Keep in mind that exercise is only one component of an osteoporosis prevention or treatment program. Exercise, like a calcium and vitamin D-rich diet, helps strengthen bones at any age. However, regular exercise and a healthy diet may not be enough to prevent bone loss caused by medical conditions, menopause, or lifestyle choices such as smoking and excessive alcohol consumption. It is critical to discuss your bone health with your doctor. Determine whether you are a candidate for a bone mineral density test. If you’ve been diagnosed with low bone mass, find out what medications can help you keep your bones strong.

Coronary Heart Disease

Coronary heart disease (CHD) is a condition in which a waxy substance known as plaque accumulates inside the coronary arteries. These arteries deliver oxygen-rich blood to the heart muscle. Atherosclerosis is a condition that occurs when plaque accumulates in the arteries. Plaque accumulates over a long period of time. Plaque can harden or rupture over time (break open). It hardens and narrows the coronary arteries, reducing the flow of oxygen-rich blood to the heart.

Angina or a heart attack can occur if the flow of oxygen-rich blood to your heart muscle is reduced or blocked. Angina is characterized by chest pain or discomfort. In your chest, you may feel pressure or squeezing. Pain can also be felt in your shoulders, arms, neck, jaw, or back. Angina pain can even mimic indigestion. When the flow of oxygen-rich blood to a section of heart muscle is interrupted, a heart attack occurs. If blood flow is not quickly restored, a section of heart muscle begins to die. A heart attack, if not treated promptly, can result in serious health problems or death.

CHD can weaken the heart muscle over time, leading to heart failure and arrhythmias. Heart failure occurs when your heart is unable to pump enough blood to meet your body’s needs. Arrhythmias are irregularities in the heartbeat’s rate or rhythm.


You can prevent and control coronary heart disease (CHD) by reducing your risk factors through heart-healthy lifestyle changes and medications. High blood cholesterol, high blood pressure, and being overweight or obese are examples of risk factors that you can control. Only a few risk factors, such as age, gender, and family history, are beyond our control.

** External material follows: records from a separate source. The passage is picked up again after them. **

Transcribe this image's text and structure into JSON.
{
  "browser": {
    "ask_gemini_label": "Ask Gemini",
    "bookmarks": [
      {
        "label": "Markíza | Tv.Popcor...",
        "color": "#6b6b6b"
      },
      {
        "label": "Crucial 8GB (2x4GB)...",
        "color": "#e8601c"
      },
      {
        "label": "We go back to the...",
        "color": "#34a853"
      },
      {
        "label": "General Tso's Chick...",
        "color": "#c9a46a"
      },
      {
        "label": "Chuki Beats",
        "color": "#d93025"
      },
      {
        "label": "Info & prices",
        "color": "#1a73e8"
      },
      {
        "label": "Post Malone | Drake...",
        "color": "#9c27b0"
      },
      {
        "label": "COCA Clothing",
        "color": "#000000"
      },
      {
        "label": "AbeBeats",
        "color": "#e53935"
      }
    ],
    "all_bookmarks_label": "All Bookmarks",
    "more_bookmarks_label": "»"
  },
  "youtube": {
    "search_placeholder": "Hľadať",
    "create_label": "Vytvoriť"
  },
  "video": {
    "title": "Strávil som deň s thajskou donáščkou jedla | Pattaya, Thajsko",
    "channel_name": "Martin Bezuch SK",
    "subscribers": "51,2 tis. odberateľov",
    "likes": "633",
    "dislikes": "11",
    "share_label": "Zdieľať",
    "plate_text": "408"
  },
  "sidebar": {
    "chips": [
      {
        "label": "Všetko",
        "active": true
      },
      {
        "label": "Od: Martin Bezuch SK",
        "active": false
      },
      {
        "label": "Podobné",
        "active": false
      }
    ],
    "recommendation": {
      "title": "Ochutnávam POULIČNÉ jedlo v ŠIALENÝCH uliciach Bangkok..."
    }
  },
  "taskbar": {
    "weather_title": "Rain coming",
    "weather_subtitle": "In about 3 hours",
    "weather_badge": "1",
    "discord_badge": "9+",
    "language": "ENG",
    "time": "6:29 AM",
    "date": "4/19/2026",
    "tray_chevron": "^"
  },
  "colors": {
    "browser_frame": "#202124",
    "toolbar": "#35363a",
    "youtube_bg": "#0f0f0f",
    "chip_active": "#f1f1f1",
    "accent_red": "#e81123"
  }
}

The number of risk factors you have increases your risk of CHD. To reduce your risk of CHD and heart attack, try to control each risk factor by adopting the heart-healthy lifestyles listed below:

  • Heart-healthy eating
  • Maintaining a healthy weight
  • Managing stress
  • Physical activity
  • Quitting smoking

Learn about your family’s history of CHD-related health issues. Inform your doctor if you or someone in your family has CHD. If lifestyle changes are insufficient, you may need to take medications to control your CHD risk factors.


Physical activity on a regular basis and a reduction in sedentary lifestyle can improve physical fitness, lower many heart disease risk factors such as bad LDL cholesterol levels and increase good HDL cholesterol levels in the blood, control high blood pressure, and help you lose excess weight. It can also reduce your risk of developing type 2 diabetes.

Everyone should try to get at least 2 hours and 30 minutes of moderate-intensity aerobic exercise per week, or 1 hour and 15 minutes of vigorous aerobic exercise per week. Aerobic exercise, such as brisk walking, is any activity that causes your heart to beat faster and your body to use more oxygen than usual. The more active you are, the more benefits you will receive. Participate in aerobic exercise for at least 10 minutes per day, five days a week.

Another way to start increasing your activity level is to reduce the amount of time you sit at a given time. Long periods of sitting have been linked to an increased risk of heart disease, diabetes, and death. Reducing sedentary behavior by varying the amount of time you sit will improve your overall health.